VHS or Beta – Night On Fire

This album makes me admittedly scared on first listen. I’ve heard good things (and bad) about VHS or Beta, but something smells a bit derivative. The post punk/dance/electroclash/NYC (re)movement has started to ware quite thin, and at first listen this feels like another band thrown on the same dwindling fire. But they aren’t from NYC. Is that a redeeming quality? After a minute or two of the title track, the dancepunk cliché has taken a backseat in my mind. There is definitely some later-eighties Cure in this band. Both the pre-emo nasal wail of the lead singer and the bubbly “Hot Hot Hot” styled bass and clicking drum track.

I must admit that my attempt to write off the band as another piece of litter in the pile of recently fashionable trash culture is somewhat of a scenester knee-jerk reaction. On closer inspection, VHS or Beta actually respects their music’s roots, rather than using it as an ironic tool like many of their modern counterparts. This band actually likes Duran Duran and New Order and it shows. The music feels less like trendy retro, and more like a rediscovered gem from the era the band worships.

Now I’m pissed off.
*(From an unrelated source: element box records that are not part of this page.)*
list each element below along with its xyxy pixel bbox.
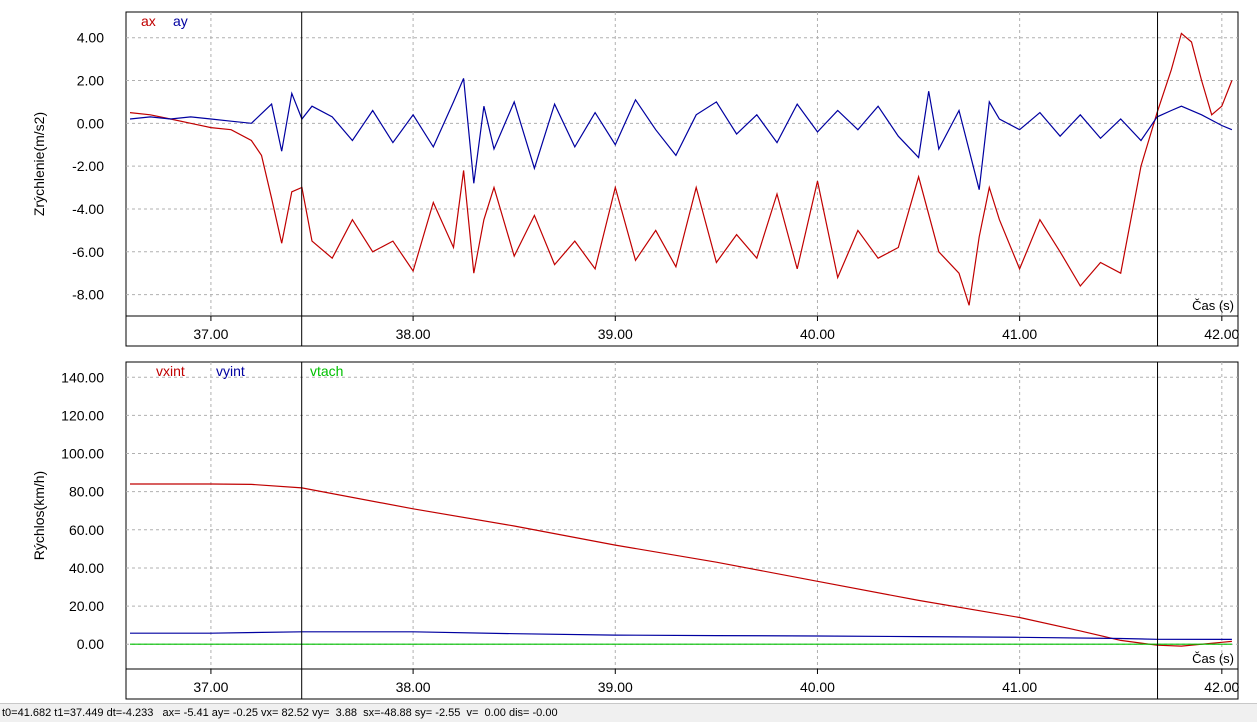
y-tick-label: -8.00 [72, 287, 104, 303]
y-axis-label: Zrýchlenie(m/s2) [31, 112, 47, 216]
series-line-vxint [130, 483, 1232, 647]
y-tick-label: 80.00 [69, 484, 104, 500]
legend-entry-ay: ay [173, 13, 188, 29]
x-tick-label: 39.00 [598, 679, 633, 695]
x-tick-label: 41.00 [1002, 679, 1037, 695]
y-tick-label: -2.00 [72, 158, 104, 174]
series-line-ay [129, 78, 1233, 190]
y-axis-label: Rýchlos(km/h) [31, 471, 47, 560]
y-tick-label: 100.00 [61, 446, 104, 462]
y-tick-label: 4.00 [77, 30, 104, 46]
x-axis-strip [125, 668, 1239, 700]
x-tick-label: 37.00 [193, 326, 228, 342]
legend-entry-vyint: vyint [216, 363, 245, 379]
x-tick-label: 38.00 [396, 326, 431, 342]
chart-panel-2: 140.00 120.00 100.00 80.00 60.00 40.00 20.00 0.… [31, 361, 1240, 700]
x-axis-label: Čas (s) [1192, 298, 1234, 313]
series-line-ax [129, 32, 1233, 306]
y-tick-label: -4.00 [72, 201, 104, 217]
plot-area [125, 361, 1239, 670]
x-tick-label: 42.00 [1204, 326, 1239, 342]
y-tick-label: 40.00 [69, 560, 104, 576]
legend-entry-vtach: vtach [310, 363, 343, 379]
chart-panel-1: 4.00 2.00 0.00 -2.00 -4.00 -6.00 -8.00 37.00 38.… [31, 11, 1240, 347]
y-tick-label: -6.00 [72, 244, 104, 260]
y-tick-label: 60.00 [69, 522, 104, 538]
x-tick-label: 42.00 [1204, 679, 1239, 695]
x-tick-label: 40.00 [800, 679, 835, 695]
x-tick-label: 39.00 [598, 326, 633, 342]
y-tick-label: 20.00 [69, 598, 104, 614]
legend-entry-ax: ax [141, 13, 156, 29]
status-bar: t0=41.682 t1=37.449 dt=-4.233 ax= -5.41 … [0, 703, 1257, 722]
x-tick-label: 37.00 [193, 679, 228, 695]
y-tick-label: 0.00 [77, 636, 104, 652]
plot-area [125, 11, 1239, 317]
y-tick-label: 140.00 [61, 369, 104, 385]
chart-canvas: 4.00 2.00 0.00 -2.00 -4.00 -6.00 -8.00 37.00 38.… [31, 11, 1240, 700]
x-tick-label: 38.00 [396, 679, 431, 695]
x-tick-label: 40.00 [800, 326, 835, 342]
x-axis-strip [125, 315, 1239, 347]
x-axis-label: Čas (s) [1192, 651, 1234, 666]
y-tick-label: 120.00 [61, 407, 104, 423]
y-tick-label: 2.00 [77, 73, 104, 89]
y-tick-label: 0.00 [77, 115, 104, 131]
x-tick-label: 41.00 [1002, 326, 1037, 342]
legend-entry-vxint: vxint [156, 363, 185, 379]
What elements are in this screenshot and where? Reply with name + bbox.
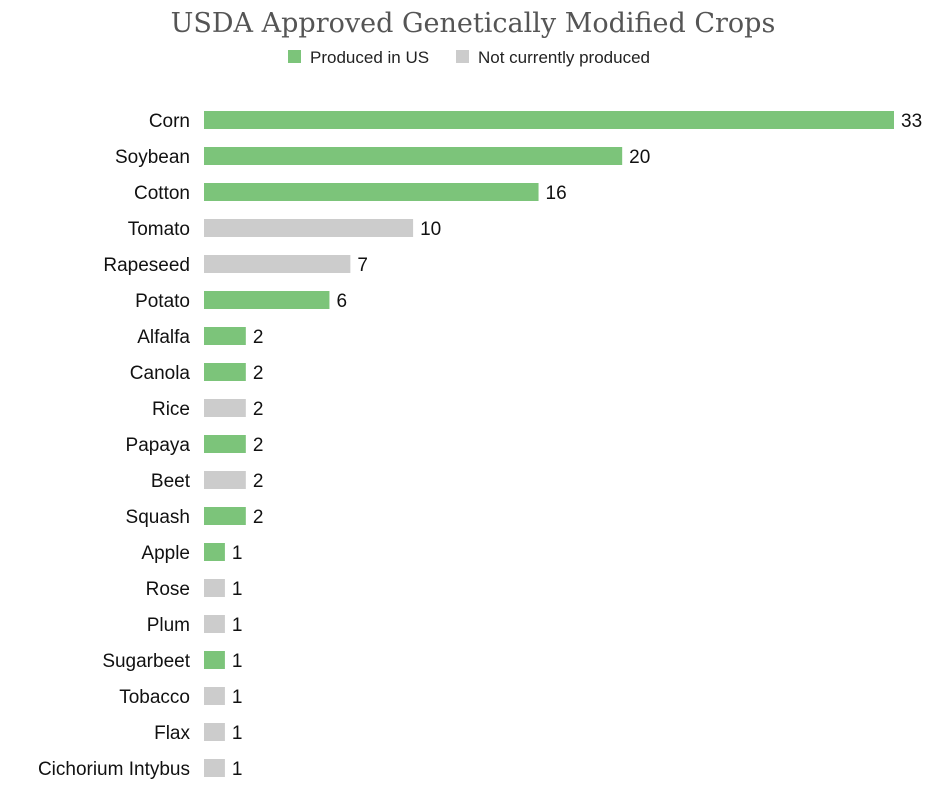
category-label-soybean: Soybean	[115, 147, 190, 168]
value-label-alfalfa: 2	[253, 327, 264, 348]
value-label-plum: 1	[232, 615, 243, 636]
category-label-rice: Rice	[152, 399, 190, 420]
bar-apple	[204, 543, 225, 561]
bar-potato	[204, 291, 330, 309]
category-label-apple: Apple	[141, 543, 190, 564]
value-label-potato: 6	[336, 291, 347, 312]
value-label-rose: 1	[232, 579, 243, 600]
bar-tobacco	[204, 687, 225, 705]
bar-alfalfa	[204, 327, 246, 345]
chart-title: USDA Approved Genetically Modified Crops	[171, 8, 776, 39]
value-label-squash: 2	[253, 507, 264, 528]
category-label-papaya: Papaya	[126, 435, 191, 456]
value-label-canola: 2	[253, 363, 264, 384]
bar-sugarbeet	[204, 651, 225, 669]
value-label-beet: 2	[253, 471, 264, 492]
category-label-sugarbeet: Sugarbeet	[102, 651, 190, 672]
bar-cichorium-intybus	[204, 759, 225, 777]
category-label-plum: Plum	[147, 615, 190, 636]
bar-tomato	[204, 219, 414, 237]
category-labels-group: Corn Soybean Cotton Tomato Rapeseed Potato Alf…	[38, 111, 191, 780]
legend: Produced in US Not currently produced	[288, 48, 650, 67]
category-label-tomato: Tomato	[128, 219, 190, 240]
value-label-cichorium-intybus: 1	[232, 759, 243, 780]
value-label-rice: 2	[253, 399, 264, 420]
value-label-tobacco: 1	[232, 687, 243, 708]
value-label-rapeseed: 7	[357, 255, 368, 276]
category-label-rapeseed: Rapeseed	[103, 255, 190, 276]
category-label-tobacco: Tobacco	[119, 687, 190, 708]
category-label-alfalfa: Alfalfa	[137, 327, 190, 348]
category-label-beet: Beet	[151, 471, 191, 492]
value-label-papaya: 2	[253, 435, 264, 456]
bar-canola	[204, 363, 246, 381]
bar-rapeseed	[204, 255, 351, 273]
bar-plum	[204, 615, 225, 633]
bar-papaya	[204, 435, 246, 453]
value-label-flax: 1	[232, 723, 243, 744]
value-label-sugarbeet: 1	[232, 651, 243, 672]
category-label-potato: Potato	[135, 291, 190, 312]
legend-label-produced: Produced in US	[310, 48, 429, 67]
bar-squash	[204, 507, 246, 525]
value-label-apple: 1	[232, 543, 243, 564]
legend-swatch-not-produced	[456, 50, 469, 63]
bar-rice	[204, 399, 246, 417]
bar-soybean	[204, 147, 623, 165]
category-label-rose: Rose	[146, 579, 190, 600]
bar-rose	[204, 579, 225, 597]
value-label-tomato: 10	[420, 219, 441, 240]
category-label-squash: Squash	[126, 507, 190, 528]
bar-cotton	[204, 183, 539, 201]
category-label-corn: Corn	[149, 111, 190, 132]
category-label-flax: Flax	[154, 723, 190, 744]
value-label-cotton: 16	[546, 183, 567, 204]
category-label-canola: Canola	[130, 363, 191, 384]
value-label-soybean: 20	[629, 147, 650, 168]
legend-swatch-produced	[288, 50, 301, 63]
category-label-cotton: Cotton	[134, 183, 190, 204]
legend-label-not-produced: Not currently produced	[478, 48, 650, 67]
bar-flax	[204, 723, 225, 741]
value-label-corn: 33	[901, 111, 922, 132]
bar-beet	[204, 471, 246, 489]
bars-group	[204, 111, 894, 777]
bar-corn	[204, 111, 894, 129]
category-label-cichorium-intybus: Cichorium Intybus	[38, 759, 190, 780]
I had myself all worked up to deliver a condescending, yet witty, review of this album, perhaps venting frustrations in my own life by tearing the metaphysical shit out of this CD. But now it is growing on me. It is by no means groundbreaking, but that is apparently not what the band was shooting for. They were trying to revive Duran Duran and make them cool again, but without the femme clothes. That is exactly what they have succeeded in doing. If the leftover New Romantics have been without a band to cling to as patron saints, they now have that void filled by VHS or Beta. 

“I’m not leaving you anymore,” they sing in the upbeat chorus of “The Melting Moon.” If that is a promise, then the band at least has a chance to develop beyond this, their sophomore album. There is definitely something that can be done with the Robert Smith vocals and angular but hooky guitar lines. If only they would get rid of that bloody drum loop. I swear, it sounds like they use the same one in every song, plus or minus a tambourine here and there. This band is not the savior of indie dance music, but they may be John the Baptist. A voice crying in the wilderness, “prepare ye the way of Bernard Sumner!”